3.2 Baseline Characteristics

Among the participants, 196/400 (49.0%) were male. The median age was 18 months (IQR 9–36), and the median weight was 9 kg (IQR 6.8–13). A total of 237/400 (59.3%) had used antimalarials in the past month. The most common presenting symptoms were fever in 356/400 (89%) with a median duration of five days (IQR 3–7) and diarrhea/vomiting in 211/400 (52.8%). Convulsions were reported in 57/400 (14.3%). The most common sign of illness was malnutrition, with approximately equal numbers of mild (87/400, 21.8%), moderate (98/400, 24.5%), and severe malnutrition (106/400, 26.5%). On physical examination, objective fever was found in 224/400 (56.0%), and pallor in 148/400 (37.0%). On laboratory evaluation, more than 90% had a hemoglobin <10.1 g/dL with 312/400 (78.0%) having an Hb between 5–10 g/dL and 49/400 (12.3%) having an Hb <5 g/dL. Of the 400 participants suspected to have malaria, 52/400 (13%) were HIV-infected, and 38/52 (73.1%) had severe immunosuppression.
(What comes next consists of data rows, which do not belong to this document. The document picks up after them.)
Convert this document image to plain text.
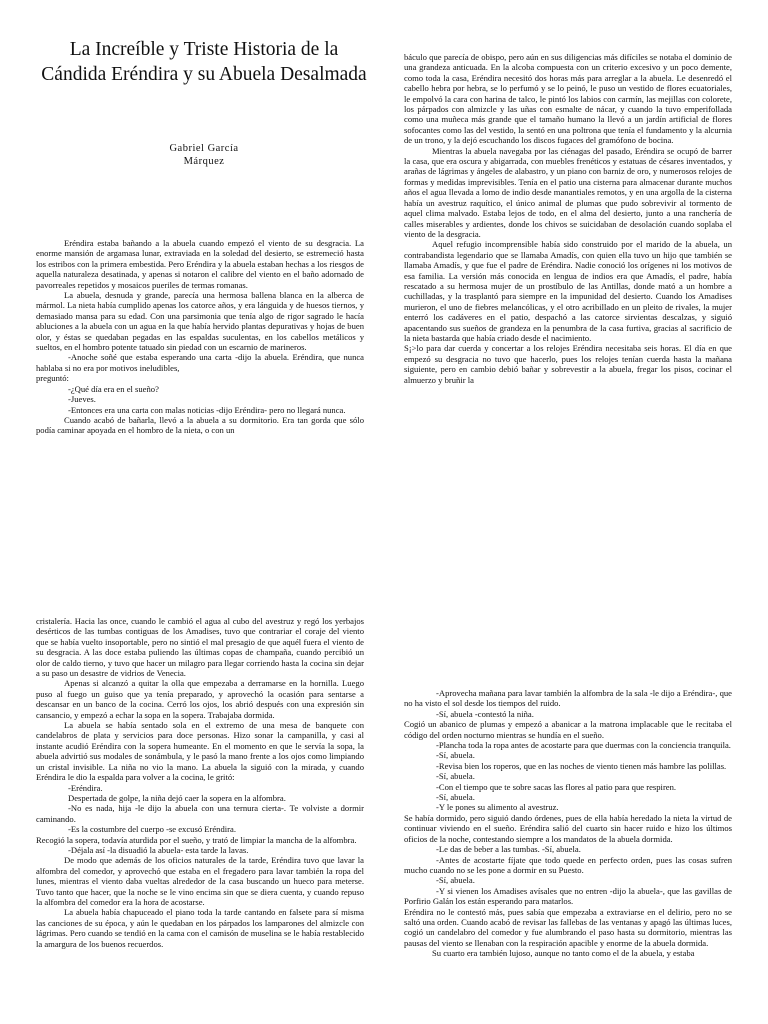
La Increíble y Triste Historia de la Cándida Eréndira y su Abuela Desalmada
Gabriel García
Márquez

Eréndira estaba bañando a la abuela cuando empezó el viento de su desgracia. La enorme mansión de argamasa lunar, extraviada en la soledad del desierto, se estremeció hasta los estribos con la primera embestida. Pero Eréndira y la abuela estaban hechas a los riesgos de aquella naturaleza desatinada, y apenas si notaron el calibre del viento en el baño adornado de pavorreales repetidos y mosaicos pueriles de termas romanas.

La abuela, desnuda y grande, parecía una hermosa ballena blanca en la alberca de mármol. La nieta había cumplido apenas los catorce años, y era lánguida y de huesos tiernos, y demasiado mansa para su edad. Con una parsimonia que tenía algo de rigor sagrado le hacía abluciones a la abuela con un agua en la que había hervido plantas depurativas y hojas de buen olor, y éstas se quedaban pegadas en las espaldas suculentas, en los cabellos metálicos y sueltos, en el hombro potente tatuado sin piedad con un escarnio de marineros.

-Anoche soñé que estaba esperando una carta -dijo la abuela. Eréndira, que nunca hablaba si no era por motivos ineludibles,

preguntó:

-¿Qué día era en el sueño?

-Jueves.

-Entonces era una carta con malas noticias -dijo Eréndira- pero no llegará nunca.

Cuando acabó de bañarla, llevó a la abuela a su dormitorio. Era tan gorda que sólo podía caminar apoyada en el hombro de la nieta, o con un

báculo que parecía de obispo, pero aún en sus diligencias más difíciles se notaba el dominio de una grandeza anticuada. En la alcoba compuesta con un criterio excesivo y un poco demente, como toda la casa, Eréndira necesitó dos horas más para arreglar a la abuela. Le desenredó el cabello hebra por hebra, se lo perfumó y se lo peinó, le puso un vestido de flores ecuatoriales, le empolvó la cara con harina de talco, le pintó los labios con carmín, las mejillas con colorete, los párpados con almizcle y las uñas con esmalte de nácar, y cuando la tuvo emperifollada como una muñeca más grande que el tamaño humano la llevó a un jardín artificial de flores sofocantes como las del vestido, la sentó en una poltrona que tenía el fundamento y la alcurnia de un trono, y la dejó escuchando los discos fugaces del gramófono de bocina.

Mientras la abuela navegaba por las ciénagas del pasado, Eréndira se ocupó de barrer la casa, que era oscura y abigarrada, con muebles frenéticos y estatuas de césares inventados, y arañas de lágrimas y ángeles de alabastro, y un piano con barniz de oro, y numerosos relojes de formas y medidas imprevisibles. Tenía en el patio una cisterna para almacenar durante muchos años el agua llevada a lomo de indio desde manantiales remotos, y en una argolla de la cisterna había un avestruz raquítico, el único animal de plumas que pudo sobrevivir al tormento de aquel clima malvado. Estaba lejos de todo, en el alma del desierto, junto a una ranchería de calles miserables y ardientes, donde los chivos se suicidaban de desolación cuando soplaba el viento de la desgracia.

Aquel refugio incomprensible había sido construido por el marido de la abuela, un contrabandista legendario que se llamaba Amadís, con quien ella tuvo un hijo que también se llamaba Amadís, y que fue el padre de Eréndira. Nadie conoció los orígenes ni los motivos de esa familia. La versión más conocida en lengua de indios era que Amadís, el padre, había rescatado a su hermosa mujer de un prostíbulo de las Antillas, donde mató a un hombre a cuchilladas, y la trasplantó para siempre en la impunidad del desierto. Cuando los Amadises murieron, el uno de fiebres melancólicas, y el otro acribillado en un pleito de rivales, la mujer enterró los cadáveres en el patio, despachó a las catorce sirvientas descalzas, y siguió apacentando sus sueños de grandeza en la penumbra de la casa furtiva, gracias al sacrificio de la nieta bastarda que había criado desde el nacimiento.

S¡>lo para dar cuerda y concertar a los relojes Eréndira necesitaba seis horas. El día en que empezó su desgracia no tuvo que hacerlo, pues los relojes tenían cuerda hasta la mañana siguiente, pero en cambio debió bañar y sobrevestir a la abuela, fregar los pisos, cocinar el almuerzo y bruñir la

cristalería. Hacia las once, cuando le cambió el agua al cubo del avestruz y regó los yerbajos desérticos de las tumbas contiguas de los Amadises, tuvo que contrariar el coraje del viento que se había vuelto insoportable, pero no sintió el mal presagio de que aquél fuera el viento de su desgracia. A las doce estaba puliendo las últimas copas de champaña, cuando percibió un olor de caldo tierno, y tuvo que hacer un milagro para llegar corriendo hasta la cocina sin dejar a su paso un desastre de vidrios de Venecia.

Apenas si alcanzó a quitar la olla que empezaba a derramarse en la hornilla. Luego puso al fuego un guiso que ya tenía preparado, y aprovechó la ocasión para sentarse a descansar en un banco de la cocina. Cerró los ojos, los abrió después con una expresión sin cansancio, y empezó a echar la sopa en la sopera. Trabajaba dormida.

La abuela se había sentado sola en el extremo de una mesa de banquete con candelabros de plata y servicios para doce personas. Hizo sonar la campanilla, y casi al instante acudió Eréndira con la sopera humeante. En el momento en que le servía la sopa, la abuela advirtió sus modales de sonámbula, y le pasó la mano frente a los ojos como limpiando un cristal invisible. La niña no vio la mano. La abuela la siguió con la mirada, y cuando Eréndira le dio la espalda para volver a la cocina, le gritó:

-Eréndira.

Despertada de golpe, la niña dejó caer la sopera en la alfombra.

-No es nada, hija -le dijo la abuela con una ternura cierta-. Te volviste a dormir caminando.

-Es la costumbre del cuerpo -se excusó Eréndira.

Recogió la sopera, todavía aturdida por el sueño, y trató de limpiar la mancha de la alfombra.

-Déjala así -la disuadió la abuela- esta tarde la lavas.

De modo que además de los oficios naturales de la tarde, Eréndira tuvo que lavar la alfombra del comedor, y aprovechó que estaba en el fregadero para lavar también la ropa del lunes, mientras el viento daba vueltas alrededor de la casa buscando un hueco para meterse. Tuvo tanto que hacer, que la noche se le vino encima sin que se diera cuenta, y cuando repuso la alfombra del comedor era la hora de acostarse.

La abuela había chapuceado el piano toda la tarde cantando en falsete para sí misma las canciones de su época, y aún le quedaban en los párpados los lamparones del almizcle con lágrimas. Pero cuando se tendió en la cama con el camisón de muselina se le había restablecido la amargura de los buenos recuerdos.

-Aprovecha mañana para lavar también la alfombra de la sala -le dijo a Eréndira-, que no ha visto el sol desde los tiempos del ruido.

-Sí, abuela -contestó la niña.

Cogió un abanico de plumas y empezó a abanicar a la matrona implacable que le recitaba el código del orden nocturno mientras se hundía en el sueño.

-Plancha toda la ropa antes de acostarte para que duermas con la conciencia tranquila.

-Sí, abuela.

-Revisa bien los roperos, que en las noches de viento tienen más hambre las polillas.

-Sí, abuela.

-Con el tiempo que te sobre sacas las flores al patio para que respiren.

-Sí, abuela.

-Y le pones su alimento al avestruz.

Se había dormido, pero siguió dando órdenes, pues de ella había heredado la nieta la virtud de continuar viviendo en el sueño. Eréndira salió del cuarto sin hacer ruido e hizo los últimos oficios de la noche, contestando siempre a los mandatos de la abuela dormida.

-Le das de beber a las tumbas. -Sí, abuela.

-Antes de acostarte fíjate que todo quede en perfecto orden, pues las cosas sufren mucho cuando no se les pone a dormir en su Puesto.

-Sí, abuela.

-Y si vienen los Amadises avísales que no entren -dijo la abuela-, que las gavillas de Porfirio Galán los están esperando para matarlos.

Eréndira no le contestó más, pues sabía que empezaba a extraviarse en el delirio, pero no se saltó una orden. Cuando acabó de revisar las fallebas de las ventanas y apagó las últimas luces, cogió un candelabro del comedor y fue alumbrando el paso hasta su dormitorio, mientras las pausas del viento se llenaban con la respiración apacible y enorme de la abuela dormida.

Su cuarto era también lujoso, aunque no tanto como el de la abuela, y estaba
3.3 Thick blood smear (BS), rapid diagnostic test (mRDT), and PCR results

Among the 400 participants with suspected malaria, a positive BS was found in 95 of 400 participants (23.8%), and 70 of 400 (17.5%) showed a positive mRDT result. In 56/400 (14.0%) participants, malaria diagnosis was based on concordant positive BS and mRDT; 291 (72.8%) were confirmed not to have malaria based on concordant negative BS and mRDT (Table 1). The remaining 53 of 400 (13.3%) participants with discordant BS and mRDT: 39/53 (72.2%) were BS-positive/mRDT-negative, and 14/53 (26.4%) were BS-negative/mRDT-positive. The agreement between routine BS and mRDT results was moderate (Kappa=0.598). In total, 109/400 (27.3%) participants had at least one positive malaria test.

Table 1.

Routine BS and mRDT results among 400 pediatric inpatients with suspected malaria in two Tanzanian hospitals.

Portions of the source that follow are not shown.